If having purpose merely means living with intention, I know many people who fit the bill – and also several who do not. But if having purpose is about fulfilling a central cause that drives all actions, I’m not so sure every individual can have it. While a company may have such a cause driving its decisions, human lives are far more complex. Millennials may very well want to live their lives with purpose – but purpose comes in many forms.
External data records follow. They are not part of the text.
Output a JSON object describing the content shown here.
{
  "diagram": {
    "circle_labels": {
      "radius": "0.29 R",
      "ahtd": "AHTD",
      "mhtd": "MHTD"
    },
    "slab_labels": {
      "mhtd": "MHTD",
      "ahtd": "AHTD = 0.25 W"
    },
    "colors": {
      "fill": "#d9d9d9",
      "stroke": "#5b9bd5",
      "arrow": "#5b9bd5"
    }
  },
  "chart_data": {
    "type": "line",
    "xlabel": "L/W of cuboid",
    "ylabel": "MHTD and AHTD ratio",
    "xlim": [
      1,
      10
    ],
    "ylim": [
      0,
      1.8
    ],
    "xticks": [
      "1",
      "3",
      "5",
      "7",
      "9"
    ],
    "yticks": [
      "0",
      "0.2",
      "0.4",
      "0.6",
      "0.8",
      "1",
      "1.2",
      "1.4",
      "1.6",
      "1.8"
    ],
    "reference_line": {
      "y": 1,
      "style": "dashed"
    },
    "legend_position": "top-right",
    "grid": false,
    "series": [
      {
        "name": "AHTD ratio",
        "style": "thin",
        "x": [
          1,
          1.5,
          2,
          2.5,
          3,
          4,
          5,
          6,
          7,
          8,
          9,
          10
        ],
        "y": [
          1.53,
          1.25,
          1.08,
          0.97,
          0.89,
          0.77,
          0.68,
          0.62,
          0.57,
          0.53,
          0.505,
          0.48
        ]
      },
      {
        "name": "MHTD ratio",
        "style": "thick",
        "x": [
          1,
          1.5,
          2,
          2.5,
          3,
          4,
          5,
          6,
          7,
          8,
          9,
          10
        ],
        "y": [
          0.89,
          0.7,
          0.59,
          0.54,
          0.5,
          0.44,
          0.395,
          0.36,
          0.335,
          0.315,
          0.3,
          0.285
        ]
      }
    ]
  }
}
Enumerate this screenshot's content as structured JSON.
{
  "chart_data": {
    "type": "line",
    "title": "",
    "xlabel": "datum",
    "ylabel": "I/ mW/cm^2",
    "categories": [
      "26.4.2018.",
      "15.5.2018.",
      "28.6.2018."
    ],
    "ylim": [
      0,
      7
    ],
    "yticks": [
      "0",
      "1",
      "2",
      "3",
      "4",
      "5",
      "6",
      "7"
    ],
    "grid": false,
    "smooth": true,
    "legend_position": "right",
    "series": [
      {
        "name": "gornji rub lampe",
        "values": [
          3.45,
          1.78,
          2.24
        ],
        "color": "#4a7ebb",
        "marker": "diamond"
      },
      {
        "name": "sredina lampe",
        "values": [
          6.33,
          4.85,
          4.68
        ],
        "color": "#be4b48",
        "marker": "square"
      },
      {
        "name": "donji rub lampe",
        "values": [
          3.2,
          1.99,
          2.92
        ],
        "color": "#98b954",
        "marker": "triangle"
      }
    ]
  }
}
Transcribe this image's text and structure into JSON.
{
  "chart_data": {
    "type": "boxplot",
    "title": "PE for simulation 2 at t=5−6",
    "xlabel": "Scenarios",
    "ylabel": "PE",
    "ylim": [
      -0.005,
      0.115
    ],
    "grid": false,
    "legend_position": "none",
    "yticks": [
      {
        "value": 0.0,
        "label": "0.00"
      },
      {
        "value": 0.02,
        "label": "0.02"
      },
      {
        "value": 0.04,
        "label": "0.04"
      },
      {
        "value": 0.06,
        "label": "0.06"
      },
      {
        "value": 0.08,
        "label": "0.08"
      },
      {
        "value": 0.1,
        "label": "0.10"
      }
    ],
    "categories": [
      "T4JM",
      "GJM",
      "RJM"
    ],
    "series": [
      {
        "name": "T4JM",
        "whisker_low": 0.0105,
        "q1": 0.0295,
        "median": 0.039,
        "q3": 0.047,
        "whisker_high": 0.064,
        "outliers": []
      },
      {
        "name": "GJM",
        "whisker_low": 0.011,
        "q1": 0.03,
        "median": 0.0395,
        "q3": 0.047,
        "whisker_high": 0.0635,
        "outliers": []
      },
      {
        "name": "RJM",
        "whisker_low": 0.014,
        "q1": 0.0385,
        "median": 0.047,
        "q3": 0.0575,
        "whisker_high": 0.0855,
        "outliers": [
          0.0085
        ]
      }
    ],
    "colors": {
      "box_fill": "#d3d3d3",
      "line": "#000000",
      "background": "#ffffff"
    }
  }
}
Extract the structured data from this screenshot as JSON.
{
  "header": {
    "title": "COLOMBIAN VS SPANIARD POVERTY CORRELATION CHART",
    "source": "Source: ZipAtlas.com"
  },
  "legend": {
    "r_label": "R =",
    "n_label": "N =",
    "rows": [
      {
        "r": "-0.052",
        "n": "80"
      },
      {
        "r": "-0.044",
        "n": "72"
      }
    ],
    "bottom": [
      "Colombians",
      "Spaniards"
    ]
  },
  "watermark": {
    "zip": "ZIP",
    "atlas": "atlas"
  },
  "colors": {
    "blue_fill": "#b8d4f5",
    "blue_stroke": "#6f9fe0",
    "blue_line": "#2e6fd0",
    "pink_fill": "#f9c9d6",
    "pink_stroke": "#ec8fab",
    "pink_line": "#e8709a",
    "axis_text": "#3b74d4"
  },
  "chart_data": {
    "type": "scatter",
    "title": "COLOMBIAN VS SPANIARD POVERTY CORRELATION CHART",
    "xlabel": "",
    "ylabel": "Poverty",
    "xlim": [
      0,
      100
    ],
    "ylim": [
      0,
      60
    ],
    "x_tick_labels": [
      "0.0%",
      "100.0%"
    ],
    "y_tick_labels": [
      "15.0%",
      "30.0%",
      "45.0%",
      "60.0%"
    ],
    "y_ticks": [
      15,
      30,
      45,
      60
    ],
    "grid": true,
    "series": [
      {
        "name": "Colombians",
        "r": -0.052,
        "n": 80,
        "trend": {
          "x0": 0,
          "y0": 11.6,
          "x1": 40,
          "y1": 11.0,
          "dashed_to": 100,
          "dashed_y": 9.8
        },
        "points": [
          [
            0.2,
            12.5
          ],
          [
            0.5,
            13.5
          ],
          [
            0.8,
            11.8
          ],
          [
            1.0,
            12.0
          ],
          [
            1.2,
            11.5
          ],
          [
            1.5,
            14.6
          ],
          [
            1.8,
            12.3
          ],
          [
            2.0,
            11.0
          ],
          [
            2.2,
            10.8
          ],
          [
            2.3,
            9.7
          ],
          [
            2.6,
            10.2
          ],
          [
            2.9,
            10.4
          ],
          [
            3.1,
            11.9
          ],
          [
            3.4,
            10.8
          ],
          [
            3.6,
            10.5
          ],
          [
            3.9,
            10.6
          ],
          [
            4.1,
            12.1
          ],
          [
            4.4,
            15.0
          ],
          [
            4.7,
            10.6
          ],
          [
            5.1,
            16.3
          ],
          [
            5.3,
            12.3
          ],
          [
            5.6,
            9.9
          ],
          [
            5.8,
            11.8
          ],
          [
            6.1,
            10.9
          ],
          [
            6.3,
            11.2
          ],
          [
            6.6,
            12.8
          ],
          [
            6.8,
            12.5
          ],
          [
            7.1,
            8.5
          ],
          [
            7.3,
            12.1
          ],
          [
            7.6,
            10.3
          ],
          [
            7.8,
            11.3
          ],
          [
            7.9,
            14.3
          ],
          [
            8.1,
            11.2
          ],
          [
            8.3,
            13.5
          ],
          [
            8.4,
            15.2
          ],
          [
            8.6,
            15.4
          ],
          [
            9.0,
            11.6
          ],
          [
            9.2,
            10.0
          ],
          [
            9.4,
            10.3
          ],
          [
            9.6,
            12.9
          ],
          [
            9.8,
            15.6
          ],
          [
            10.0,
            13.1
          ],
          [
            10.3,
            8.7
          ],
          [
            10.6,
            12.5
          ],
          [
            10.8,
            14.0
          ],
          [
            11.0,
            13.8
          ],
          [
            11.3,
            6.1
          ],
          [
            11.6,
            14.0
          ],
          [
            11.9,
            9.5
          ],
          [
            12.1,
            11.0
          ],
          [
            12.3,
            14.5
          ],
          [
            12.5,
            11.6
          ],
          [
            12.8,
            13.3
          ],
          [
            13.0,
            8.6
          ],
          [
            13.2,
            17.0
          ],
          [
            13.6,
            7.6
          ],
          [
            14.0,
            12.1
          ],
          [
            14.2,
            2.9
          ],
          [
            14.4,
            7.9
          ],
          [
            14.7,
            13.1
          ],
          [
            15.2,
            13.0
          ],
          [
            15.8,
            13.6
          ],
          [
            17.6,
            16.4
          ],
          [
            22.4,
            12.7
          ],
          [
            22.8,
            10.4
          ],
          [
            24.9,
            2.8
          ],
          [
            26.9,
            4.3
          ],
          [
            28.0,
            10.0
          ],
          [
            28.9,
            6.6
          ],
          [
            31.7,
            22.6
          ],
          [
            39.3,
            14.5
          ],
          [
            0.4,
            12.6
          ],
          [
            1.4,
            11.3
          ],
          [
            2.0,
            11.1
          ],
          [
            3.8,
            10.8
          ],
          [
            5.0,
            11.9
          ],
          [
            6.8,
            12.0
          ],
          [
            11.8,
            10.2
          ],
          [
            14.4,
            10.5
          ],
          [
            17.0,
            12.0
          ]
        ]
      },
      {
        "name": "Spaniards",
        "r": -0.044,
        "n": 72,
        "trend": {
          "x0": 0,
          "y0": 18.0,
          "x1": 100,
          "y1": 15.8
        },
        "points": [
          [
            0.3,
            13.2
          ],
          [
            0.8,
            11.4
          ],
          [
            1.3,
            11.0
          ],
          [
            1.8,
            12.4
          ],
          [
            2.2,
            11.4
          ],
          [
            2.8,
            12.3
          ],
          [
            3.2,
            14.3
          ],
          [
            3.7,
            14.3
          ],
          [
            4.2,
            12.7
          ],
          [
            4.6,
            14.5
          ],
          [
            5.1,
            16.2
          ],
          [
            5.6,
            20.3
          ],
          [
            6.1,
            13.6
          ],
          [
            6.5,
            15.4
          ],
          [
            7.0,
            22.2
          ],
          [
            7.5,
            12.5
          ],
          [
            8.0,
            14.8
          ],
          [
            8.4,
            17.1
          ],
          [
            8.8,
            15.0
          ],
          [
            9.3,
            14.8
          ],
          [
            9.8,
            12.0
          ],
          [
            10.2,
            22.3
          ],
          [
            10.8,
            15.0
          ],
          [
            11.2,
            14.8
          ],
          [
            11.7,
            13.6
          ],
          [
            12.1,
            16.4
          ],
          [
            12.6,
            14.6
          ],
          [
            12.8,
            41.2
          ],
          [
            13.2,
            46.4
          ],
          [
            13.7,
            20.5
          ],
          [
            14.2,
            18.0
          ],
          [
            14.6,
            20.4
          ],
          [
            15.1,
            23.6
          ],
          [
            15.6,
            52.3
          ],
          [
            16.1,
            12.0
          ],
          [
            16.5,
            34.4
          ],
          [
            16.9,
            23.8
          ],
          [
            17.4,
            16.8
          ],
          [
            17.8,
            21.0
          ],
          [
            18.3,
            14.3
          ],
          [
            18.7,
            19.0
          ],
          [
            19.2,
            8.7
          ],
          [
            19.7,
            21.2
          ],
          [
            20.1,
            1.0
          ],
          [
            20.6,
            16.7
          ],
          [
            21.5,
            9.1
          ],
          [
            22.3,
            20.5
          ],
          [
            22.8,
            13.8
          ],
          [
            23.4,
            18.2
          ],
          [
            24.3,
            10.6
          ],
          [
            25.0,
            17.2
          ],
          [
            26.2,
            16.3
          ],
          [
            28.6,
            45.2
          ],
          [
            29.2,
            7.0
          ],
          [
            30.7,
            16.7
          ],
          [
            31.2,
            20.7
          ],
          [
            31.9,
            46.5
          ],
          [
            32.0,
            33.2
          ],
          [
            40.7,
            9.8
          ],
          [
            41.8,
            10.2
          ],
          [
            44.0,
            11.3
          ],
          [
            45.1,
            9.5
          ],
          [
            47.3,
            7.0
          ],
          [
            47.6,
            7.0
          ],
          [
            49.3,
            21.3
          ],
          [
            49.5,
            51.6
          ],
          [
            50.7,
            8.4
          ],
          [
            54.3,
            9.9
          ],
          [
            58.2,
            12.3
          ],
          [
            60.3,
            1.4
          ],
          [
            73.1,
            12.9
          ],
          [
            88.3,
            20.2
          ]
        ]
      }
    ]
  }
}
There are young people starting amazing businesses aimed at tackling some of the world’s most complex challenges. They’re also getting involved in politics, starting their own families, building careers, buying homes, giving their time to good causes, and sharing their stories. Many are like me – just living each day, striving to make good decisions while enjoying the ride. In this way, we’re no different from our parents, grandparents, great-grandparents, and others before them. At its core, I believe our central purpose is simple, and though it is universal, it comes in many forms. At the end of the day, regardless of our age, background, or circumstances, it is just this: we all want to live.